Em plena forma, Depeche Mode faz Allianz Park virar karaokê em noite de capuchas e fãs enlouquecidos
TEXTO CLAUDIA ASSEF
FOTOS MARCELO ROSSI
A terça-feira amanheceu com previsão de chuva em São Paulo, mas nenhum dos 25 mil fãs do Depeche Mode, ansiosos e com ingresso na mão, amarelou na missão de assistir ao show de uma das (senão a maior) bandas mais importantes do planeta.

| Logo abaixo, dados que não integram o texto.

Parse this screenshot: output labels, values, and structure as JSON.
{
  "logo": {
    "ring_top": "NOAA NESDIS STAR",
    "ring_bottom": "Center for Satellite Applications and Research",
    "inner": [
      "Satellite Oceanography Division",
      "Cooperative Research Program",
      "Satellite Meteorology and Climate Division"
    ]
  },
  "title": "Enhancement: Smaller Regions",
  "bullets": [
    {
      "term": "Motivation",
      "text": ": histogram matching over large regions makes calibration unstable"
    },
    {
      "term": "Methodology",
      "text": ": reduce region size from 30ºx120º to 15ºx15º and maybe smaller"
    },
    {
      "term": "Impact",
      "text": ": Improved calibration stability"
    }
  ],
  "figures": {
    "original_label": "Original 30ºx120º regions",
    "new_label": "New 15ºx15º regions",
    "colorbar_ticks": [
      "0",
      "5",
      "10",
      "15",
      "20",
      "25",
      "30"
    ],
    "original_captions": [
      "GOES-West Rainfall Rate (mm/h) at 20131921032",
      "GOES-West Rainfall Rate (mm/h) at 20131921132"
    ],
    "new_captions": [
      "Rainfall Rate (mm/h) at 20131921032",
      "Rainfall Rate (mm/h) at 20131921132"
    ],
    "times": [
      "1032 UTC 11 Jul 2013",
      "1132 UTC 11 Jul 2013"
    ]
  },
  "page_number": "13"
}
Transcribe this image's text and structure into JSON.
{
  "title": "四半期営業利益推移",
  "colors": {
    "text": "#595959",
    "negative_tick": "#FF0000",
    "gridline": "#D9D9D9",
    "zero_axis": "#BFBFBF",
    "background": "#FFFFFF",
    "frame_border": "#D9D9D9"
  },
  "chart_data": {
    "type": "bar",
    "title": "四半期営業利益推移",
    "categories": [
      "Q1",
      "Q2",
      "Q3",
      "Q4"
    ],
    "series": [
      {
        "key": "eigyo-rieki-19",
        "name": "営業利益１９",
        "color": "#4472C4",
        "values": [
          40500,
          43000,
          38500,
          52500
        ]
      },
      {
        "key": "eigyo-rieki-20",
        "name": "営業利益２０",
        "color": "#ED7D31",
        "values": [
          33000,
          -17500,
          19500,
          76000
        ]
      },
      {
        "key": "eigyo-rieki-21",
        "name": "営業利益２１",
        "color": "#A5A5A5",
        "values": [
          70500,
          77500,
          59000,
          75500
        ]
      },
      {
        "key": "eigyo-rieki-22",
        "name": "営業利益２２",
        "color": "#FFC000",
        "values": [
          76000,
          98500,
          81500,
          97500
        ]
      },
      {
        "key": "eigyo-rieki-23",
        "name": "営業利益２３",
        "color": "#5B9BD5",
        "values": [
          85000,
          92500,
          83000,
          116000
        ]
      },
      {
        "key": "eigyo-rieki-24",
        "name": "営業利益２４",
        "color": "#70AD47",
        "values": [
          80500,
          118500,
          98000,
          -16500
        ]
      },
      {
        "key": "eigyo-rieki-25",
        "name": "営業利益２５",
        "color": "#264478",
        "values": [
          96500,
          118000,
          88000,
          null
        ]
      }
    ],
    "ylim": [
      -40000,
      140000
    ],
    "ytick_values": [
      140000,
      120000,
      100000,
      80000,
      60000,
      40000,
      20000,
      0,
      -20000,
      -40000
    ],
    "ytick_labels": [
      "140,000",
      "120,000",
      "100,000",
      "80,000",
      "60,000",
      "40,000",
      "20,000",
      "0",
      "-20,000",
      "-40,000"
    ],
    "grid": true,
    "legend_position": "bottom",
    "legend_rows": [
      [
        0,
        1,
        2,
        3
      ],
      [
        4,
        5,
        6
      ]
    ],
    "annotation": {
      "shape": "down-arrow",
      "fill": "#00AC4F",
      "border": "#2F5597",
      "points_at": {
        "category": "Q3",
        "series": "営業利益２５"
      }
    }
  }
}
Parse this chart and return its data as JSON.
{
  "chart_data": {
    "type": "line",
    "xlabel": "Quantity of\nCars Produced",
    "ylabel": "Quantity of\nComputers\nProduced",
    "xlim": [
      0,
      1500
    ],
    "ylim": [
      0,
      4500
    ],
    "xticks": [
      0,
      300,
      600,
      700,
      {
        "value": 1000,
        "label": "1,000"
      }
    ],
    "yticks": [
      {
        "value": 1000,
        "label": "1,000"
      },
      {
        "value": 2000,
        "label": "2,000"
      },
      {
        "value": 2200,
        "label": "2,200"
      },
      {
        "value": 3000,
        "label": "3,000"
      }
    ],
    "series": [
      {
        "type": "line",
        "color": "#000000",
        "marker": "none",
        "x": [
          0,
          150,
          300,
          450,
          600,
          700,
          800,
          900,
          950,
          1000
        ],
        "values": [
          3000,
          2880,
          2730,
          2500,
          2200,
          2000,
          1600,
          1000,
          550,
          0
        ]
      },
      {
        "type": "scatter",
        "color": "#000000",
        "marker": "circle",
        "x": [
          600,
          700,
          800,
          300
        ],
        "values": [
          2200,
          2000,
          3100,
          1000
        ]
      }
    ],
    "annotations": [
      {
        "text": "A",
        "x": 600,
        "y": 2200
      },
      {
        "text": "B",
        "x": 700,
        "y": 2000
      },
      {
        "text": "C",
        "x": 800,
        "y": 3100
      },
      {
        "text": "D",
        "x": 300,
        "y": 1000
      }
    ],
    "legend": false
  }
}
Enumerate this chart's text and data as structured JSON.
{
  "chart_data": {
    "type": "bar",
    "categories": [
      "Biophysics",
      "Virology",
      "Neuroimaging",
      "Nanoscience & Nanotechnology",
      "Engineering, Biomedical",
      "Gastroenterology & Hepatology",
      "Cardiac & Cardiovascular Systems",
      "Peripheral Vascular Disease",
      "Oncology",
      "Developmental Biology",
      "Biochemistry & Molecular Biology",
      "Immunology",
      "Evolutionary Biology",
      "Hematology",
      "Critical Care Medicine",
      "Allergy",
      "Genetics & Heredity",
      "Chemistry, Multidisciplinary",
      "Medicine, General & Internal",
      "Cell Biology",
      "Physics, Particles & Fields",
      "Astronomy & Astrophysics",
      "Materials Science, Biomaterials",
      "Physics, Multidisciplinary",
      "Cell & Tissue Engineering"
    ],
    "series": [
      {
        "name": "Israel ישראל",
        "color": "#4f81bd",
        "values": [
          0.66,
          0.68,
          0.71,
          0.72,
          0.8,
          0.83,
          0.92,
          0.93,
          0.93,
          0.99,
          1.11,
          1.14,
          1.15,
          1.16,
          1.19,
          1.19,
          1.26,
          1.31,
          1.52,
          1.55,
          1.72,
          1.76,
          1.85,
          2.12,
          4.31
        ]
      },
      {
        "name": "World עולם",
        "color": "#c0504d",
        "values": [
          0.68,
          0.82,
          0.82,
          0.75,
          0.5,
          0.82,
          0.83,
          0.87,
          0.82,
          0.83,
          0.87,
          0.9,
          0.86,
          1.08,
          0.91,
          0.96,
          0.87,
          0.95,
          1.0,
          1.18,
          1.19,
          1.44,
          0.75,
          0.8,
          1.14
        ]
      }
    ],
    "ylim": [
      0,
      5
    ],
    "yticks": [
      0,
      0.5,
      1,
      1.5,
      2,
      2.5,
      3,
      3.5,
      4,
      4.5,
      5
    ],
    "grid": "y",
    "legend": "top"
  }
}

De capucha, galocha, estávamos todos lá, muitos chegaram inclusive a tempo de pegar bela apresentação do produtor paulistano Gui Boratto, um dos grandes gênios da música eletrônica brasileira.
Passava das 21h quando ouve-se Revolution, hino dos Beatles, saindo pelo potente sistema de som montado para a Global Spirit Tour, turnê que literalmente vem deixando fãs do Depeche do mundo inteiro mais felizes nos últimos meses. Anunciado há cerca de um ano, o show de São Paulo foi quase sold out. Vendeu 24.700 dos 25.000 colocados à venda.
Nada mais justo começar com Beatles. É justo dizer que o Depeche Mode, assim como os Fab Four de Liverpool, chacoalhou as estruturas do mundo com suas músicas de mensagens fortes e tonalidade melancólica. Foram e ainda são oráculo de várias gerações e isso estava nítido quando se passava os olhos no público presente no show de São Paulo; havia desde fãs do início da carreira do Depeche, já grisalhos e maduros, até adolescentes. Uma banda com tantos hits vira mesmo uma espécie de religião, por isso boa parte do rebanho estava devidamente uniformizada com camisetas pretas de procedências diversas, das nitidamente made by camelô até as bonitonas (e caras) vendidas nas várias lojinhas oficiais espalhadas pelo estádio.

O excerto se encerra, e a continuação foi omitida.